Si la société à qui l’on apporte les titres démembrés de la SCI ou qui les acquière n’a aucune activité économique autre que celle de porter l’usufruit, l’absence de substance économique permet d’identifier un montage exclusivement destiné à éluder le paiement de l’impôt caractérise un abus de droit.

Source :CAA LYON 09 février 2023 n° 21LY01699

I – L’INTERET DU DEMEMBREMENT DE PROPRIETE DANS LES SOCIETES IMMOBILIERES

L’acquisition d’un immeuble, avec comme véhicule juridique une société civile immobilière, peut obéir à deux régimes fiscaux distincts :

  • En l’absence d’option à l’impôt sur les sociétés, le régime des revenus fonciers qui plafonne les déficits fonciers à 10 700 € par an[1].

En contrepartie, outre l’exonération des plus-values constatées sur la revente de la résidence principale, les associés de la SCI fiscalement translucide, bénéficient d’un abattement progressif de l’assiette pour l’impôt sur le revenu et des prélèvements sociaux, à compter de la sixième année jusqu’à la vingt-deuxième année où les plus-values sont exonérées de plus-value et trentième année pour les prélèvements sociaux.

Ce régime a pour effet, si l’on tient compte des charges déductibles incluses et du plafonnement des déficits à ce que, très rapidement, l’associé doive supporter sur les loyers perçus qu’il affecte au paiement de sa dette bancaire, le paiement de l’impôt foncier.

Il s’en déduit que pour bénéficier d’un avantage fiscal de l’exonération fiscale (au terme de 22/30 ans), le contribuable doit supporter, chaque année, sur ses deniers personnels puisque les recettes sont consacrées au remboursement de la dette, le paiement de l’impôt.

Le régime foncier est donc pénalisant en cours d’amortissement du prêt.

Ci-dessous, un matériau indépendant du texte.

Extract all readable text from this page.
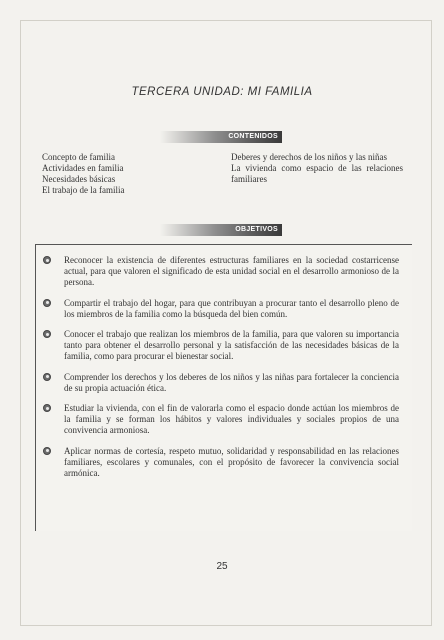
TERCERA UNIDAD: MI FAMILIA
CONTENIDOS
Concepto de familia
Actividades en familia
Necesidades básicas
El trabajo de la familia
Deberes y derechos de los niños y las niñas
La vivienda como espacio de las relaciones familiares
OBJETIVOS
Reconocer la existencia de diferentes estructuras familiares en la sociedad costarricense actual, para que valoren el significado de esta unidad social en el desarrollo armonioso de la persona.
Compartir el trabajo del hogar, para que contribuyan a procurar tanto el desarrollo pleno de los miembros de la familia como la búsqueda del bien común.
Conocer el trabajo que realizan los miembros de la familia, para que valoren su importancia tanto para obtener el desarrollo personal y la satisfacción de las necesidades básicas de la familia, como para procurar el bienestar social.
Comprender los derechos y los deberes de los niños y las niñas para fortalecer la conciencia de su propia actuación ética.
Estudiar la vivienda, con el fin de valorarla como el espacio donde actúan los miembros de la familia y se forman los hábitos y valores individuales y sociales propios de una convivencia armoniosa.
Aplicar normas de cortesía, respeto mutuo, solidaridad y responsabilidad en las relaciones familiares, escolares y comunales, con el propósito de favorecer la convivencia social armónica.
25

Il peut être intéressant au terme de la période de détention fiscale ou en cas de revente ou de succession.

  • La SCI peut opter pour le régime de l’impôt sur les sociétés et ainsi déduire les frais d’acquisition et l’amortissement de son immeuble, sans plafonnement fiscal.

Il s’ensuit la comptabilisation d’un déficit foncier important qui permet de couvrir, en général, pratiquement toute la période d’amortissement du prêt, de sorte que dans ce régime, la contribution financière personnelle de l’associé à l’opération est faible, voire, dans certains cas, nulle.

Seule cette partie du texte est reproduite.